Contrasting mercury accumulation patterns in tilapia (Oreochromis niloticus) and implications on somatic growth dilution

Abstract

Dietary ingestion constitutes a major pathway for mercury (Hg) accumulation in freshwater fish, thus the ingestion rate (IR) may greatly influence the Hg bioaccumulation through its effect on Hg influx and other biokinetic processes. To explore the complex influence of IR, we conducted long-term bioaccumulation experiments by accurately controlling the IRs in the freshwater tilapia (Oreochromis niloticus). The dietary accumulation of both inorganic mercury (Hg[II]) and methylmercury (MeHg) in tilapia under different IRs was monitored over a period of 30 days by feeding the fish with uniformly radiolabeled crustaceans. The biokinetic parameters under various IRs were concurrently determined.

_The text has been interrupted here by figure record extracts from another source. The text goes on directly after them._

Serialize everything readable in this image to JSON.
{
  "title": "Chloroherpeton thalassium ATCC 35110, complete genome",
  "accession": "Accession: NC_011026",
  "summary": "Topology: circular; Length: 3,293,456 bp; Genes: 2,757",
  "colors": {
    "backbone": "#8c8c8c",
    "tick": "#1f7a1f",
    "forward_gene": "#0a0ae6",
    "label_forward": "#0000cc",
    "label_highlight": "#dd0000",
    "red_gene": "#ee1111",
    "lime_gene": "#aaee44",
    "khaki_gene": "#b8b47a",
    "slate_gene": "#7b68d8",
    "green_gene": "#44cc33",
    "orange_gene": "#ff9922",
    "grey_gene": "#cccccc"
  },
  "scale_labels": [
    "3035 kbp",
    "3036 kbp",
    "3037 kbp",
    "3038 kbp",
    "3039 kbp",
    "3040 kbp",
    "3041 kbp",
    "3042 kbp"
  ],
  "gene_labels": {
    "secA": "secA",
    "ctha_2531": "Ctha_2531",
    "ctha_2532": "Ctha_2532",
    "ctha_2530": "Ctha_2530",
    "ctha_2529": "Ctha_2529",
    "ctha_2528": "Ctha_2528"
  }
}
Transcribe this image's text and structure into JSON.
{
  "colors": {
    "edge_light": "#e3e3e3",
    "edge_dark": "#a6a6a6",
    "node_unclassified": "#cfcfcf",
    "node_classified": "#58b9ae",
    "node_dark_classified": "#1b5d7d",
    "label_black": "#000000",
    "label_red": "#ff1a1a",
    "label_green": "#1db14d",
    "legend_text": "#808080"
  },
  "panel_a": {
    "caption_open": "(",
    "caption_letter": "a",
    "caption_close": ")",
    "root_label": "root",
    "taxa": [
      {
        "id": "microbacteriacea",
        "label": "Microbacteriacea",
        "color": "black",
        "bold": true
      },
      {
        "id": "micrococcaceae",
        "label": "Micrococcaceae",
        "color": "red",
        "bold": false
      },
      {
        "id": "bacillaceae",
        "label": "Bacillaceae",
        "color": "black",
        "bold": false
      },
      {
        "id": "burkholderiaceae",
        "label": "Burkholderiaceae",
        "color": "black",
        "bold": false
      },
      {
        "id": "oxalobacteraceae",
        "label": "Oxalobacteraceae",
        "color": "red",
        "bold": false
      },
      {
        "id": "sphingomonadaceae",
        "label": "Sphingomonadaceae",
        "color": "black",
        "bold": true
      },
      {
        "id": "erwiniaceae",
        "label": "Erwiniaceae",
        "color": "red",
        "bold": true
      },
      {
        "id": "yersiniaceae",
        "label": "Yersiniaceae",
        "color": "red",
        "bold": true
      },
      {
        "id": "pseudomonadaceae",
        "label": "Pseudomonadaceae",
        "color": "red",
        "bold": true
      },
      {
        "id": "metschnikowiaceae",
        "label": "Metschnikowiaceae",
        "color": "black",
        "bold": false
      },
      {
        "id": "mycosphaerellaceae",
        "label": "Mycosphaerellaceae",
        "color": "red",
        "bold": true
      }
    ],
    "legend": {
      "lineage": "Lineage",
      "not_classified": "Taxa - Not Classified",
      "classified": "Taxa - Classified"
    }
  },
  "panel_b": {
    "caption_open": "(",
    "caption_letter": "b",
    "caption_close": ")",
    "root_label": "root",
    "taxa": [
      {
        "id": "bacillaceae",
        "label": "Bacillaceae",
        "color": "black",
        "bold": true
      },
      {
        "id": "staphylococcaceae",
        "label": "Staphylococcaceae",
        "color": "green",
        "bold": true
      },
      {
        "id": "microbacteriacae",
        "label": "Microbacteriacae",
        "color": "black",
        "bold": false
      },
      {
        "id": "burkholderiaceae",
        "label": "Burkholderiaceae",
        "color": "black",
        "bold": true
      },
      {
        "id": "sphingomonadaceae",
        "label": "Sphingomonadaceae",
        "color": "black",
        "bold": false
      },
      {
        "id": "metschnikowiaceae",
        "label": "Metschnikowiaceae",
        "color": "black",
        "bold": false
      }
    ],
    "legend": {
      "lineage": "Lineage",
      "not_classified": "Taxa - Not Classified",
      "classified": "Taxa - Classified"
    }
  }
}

With the increase of IR from 0.01gg−1d−1 to 0.12gg−1d−1, the dietary assimilation efficiency of Hg(II) in the tilapia decreased by 43% while the elimination rate increased by a factor of 1.8; both biokinetic changes slowed down the overall Hg(II) bioaccumulation at high IRs. In contrast to Hg(II), the biokinetics of MeHg was not significantly influenced, but its bioaccumulation increased disproportionally with increasing IR, showing slower increase at higher IR. We then employed a biokinetic model to simulate the long-term mercury bioaccumulation patterns in tilapia at various IRs. The modeling results indicated that the growth effect could not be ignored in long-term accumulation process. A rapid growth of fish driven by food availability could significantly reduce the MeHg concentrations in the tilapia. Our results demonstrated for the first time the contrasting influences of dietary ingestion on the long-term bioaccumulation of Hg(II) and MeHg. The somatic growth dilution was much more likely to occur for MeHg than for Hg(II).